Great buildup for the vanilla shake in the face. Well-paced with solid detail as Hank remained professional.
"The chase had become a mission, a religious quest, a desperate race for salvation." Nice rhythm and good explanation of his motivation.
[Rearview] mirror can be written as one word.
"...overtake a nerd cluster. One of the boys..." Couldn't tell right off if "one of the boys" is from the nerd group or the bully group.
"...kick to the redhead's groin." Redhead can be written as one word.
"...grabbed Hank's shirt by the lapel..." Okay, this one's really picky (like the rest weren't, I know :-) ). Lapel seemed an odd word choice--maybe too formal? "Collar" I'd understand. Maybe something like, "twisted Hank's faded crew-neck and pulled..." Lapel just seems more appropriate for a coat or jacket, though shirts do have lapels, too.

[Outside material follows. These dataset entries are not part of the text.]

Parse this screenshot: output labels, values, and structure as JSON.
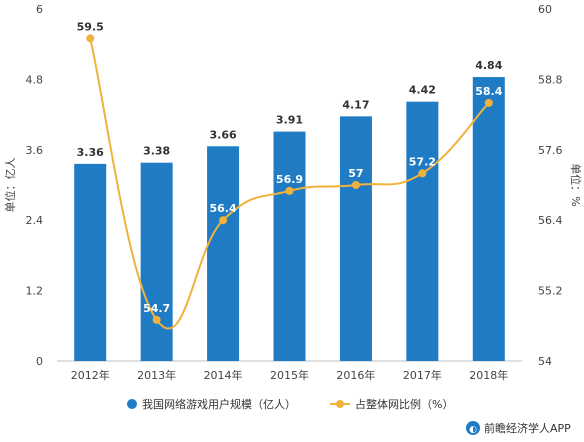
{
  "chart_data": {
    "type": "bar",
    "categories": [
      "2012年",
      "2013年",
      "2014年",
      "2015年",
      "2016年",
      "2017年",
      "2018年"
    ],
    "series": [
      {
        "name": "我国网络游戏用户规模（亿人）",
        "type": "bar",
        "axis": "left",
        "color": "#1f7bc4",
        "values": [
          3.36,
          3.38,
          3.66,
          3.91,
          4.17,
          4.42,
          4.84
        ],
        "labels": [
          "3.36",
          "3.38",
          "3.66",
          "3.91",
          "4.17",
          "4.42",
          "4.84"
        ]
      },
      {
        "name": "占整体网比例（%）",
        "type": "line",
        "axis": "right",
        "color": "#f0b23c",
        "values": [
          59.5,
          54.7,
          56.4,
          56.9,
          57.0,
          57.2,
          58.4
        ],
        "labels": [
          "59.5",
          "54.7",
          "56.4",
          "56.9",
          "57",
          "57.2",
          "58.4"
        ]
      }
    ],
    "y_left": {
      "label": "单位：亿人",
      "ylim": [
        0,
        6
      ],
      "ticks": [
        "0",
        "1.2",
        "2.4",
        "3.6",
        "4.8",
        "6"
      ]
    },
    "y_right": {
      "label": "单位：%",
      "ylim": [
        54,
        60
      ],
      "ticks": [
        "54",
        "55.2",
        "56.4",
        "57.6",
        "58.8",
        "60"
      ]
    },
    "grid": false,
    "legend_position": "bottom"
  },
  "brand": {
    "text": "前瞻经济学人APP"
  }
}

"What's your hurry, buddy?" smiled the cop... The cop can smile, but he can't smile words. Something like, "What's your hurry, buddy?" The cop's grin pulled his mouth into a Jack-o-lantern's grimace. (Bad, I know. Sorry.)

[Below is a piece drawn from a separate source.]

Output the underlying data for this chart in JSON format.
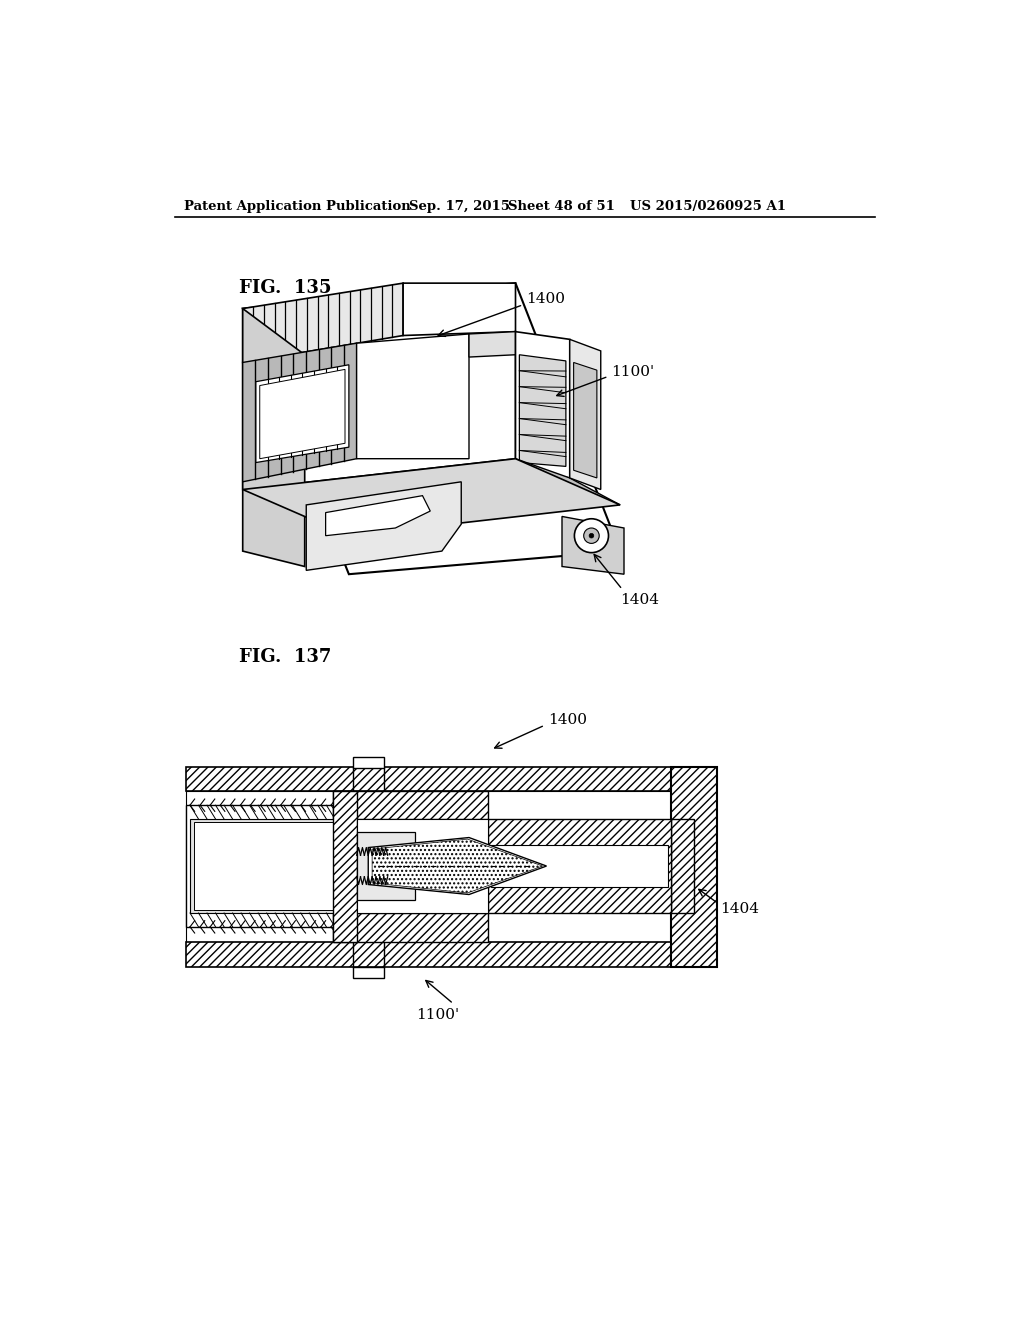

"...standing outside the steaming Camaro, wheels spinning..." This wording implies that the cop has wheels spinning, rather the the Camaro.

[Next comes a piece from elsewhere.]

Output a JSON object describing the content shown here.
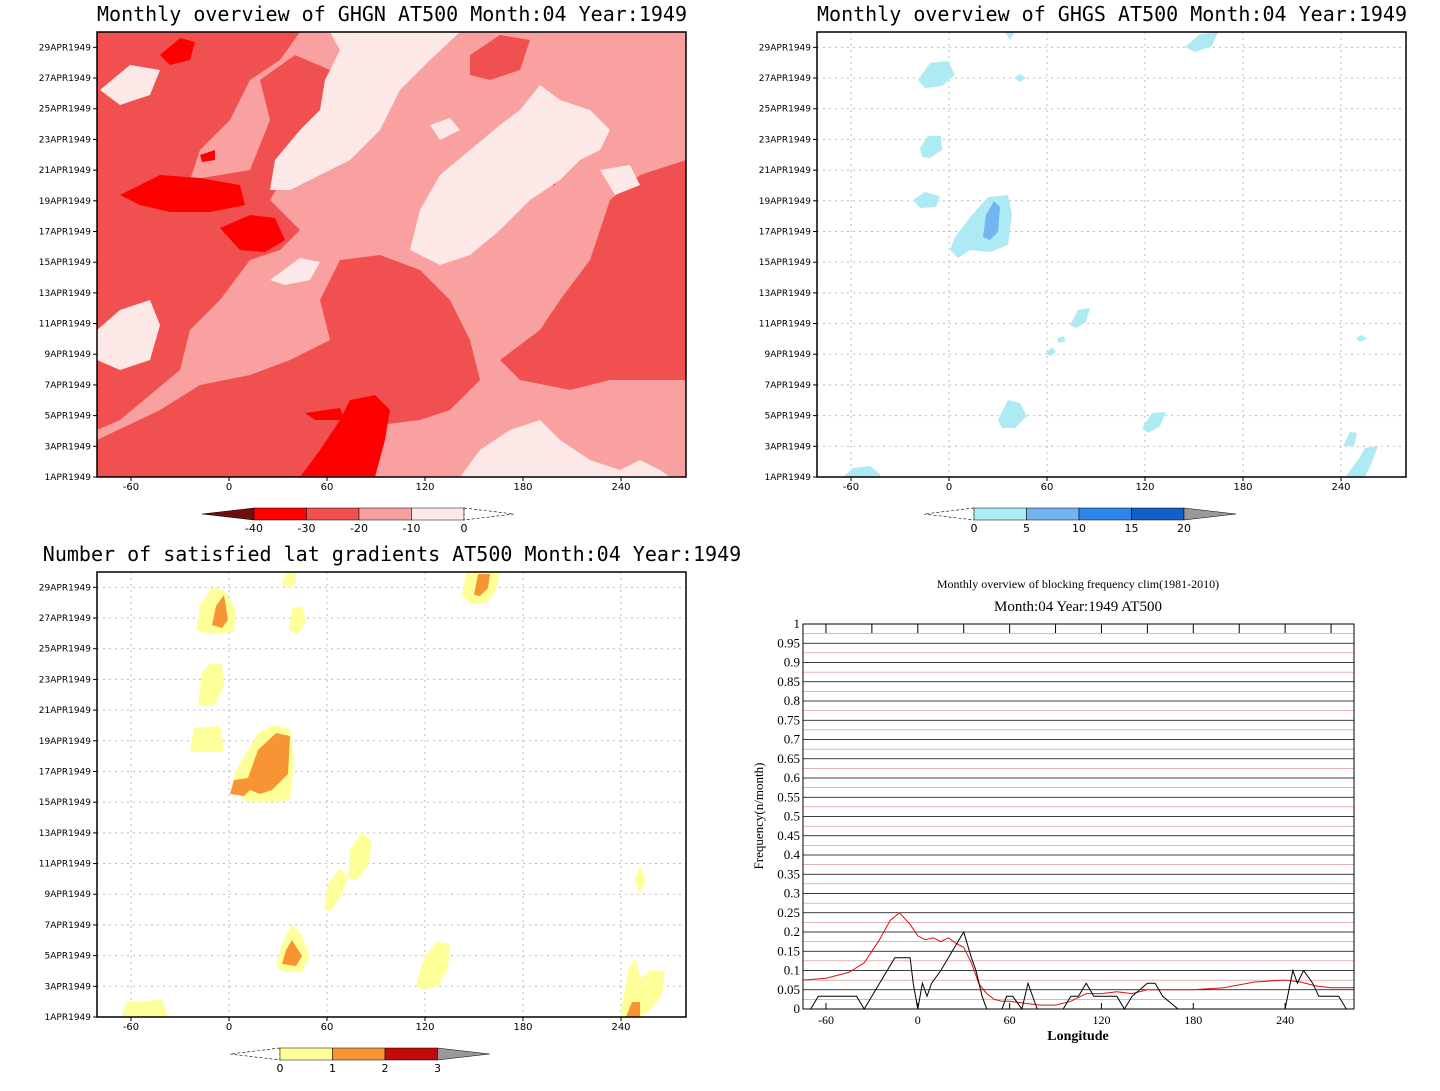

"Going nowhere fast" is a great ending line. Just sums up the tale very well.
I get the ending, except for the two jolts/bumps. If he's just spinning his wheels, what were the jolts he felt? I got a bit confused with that.
Otherwise, a strong payoff. A complete story that satisfies, as I mentioned yesterday, with the ending. And a great stab at writing fiction. You obviously understand the elements needed to lead the reader into the story and deliver a punch at the end. Nice work.
I'll digest this in a few days when I get back and then ask you if I have any questions for clarification. Meanwhile I'm off to play with some small boys where I'm trying to establish enough street cred to where I can pick which Power Ranger I want to be.
Feel free to ask anything you need to. I'll probably keep my notes for at least a few days.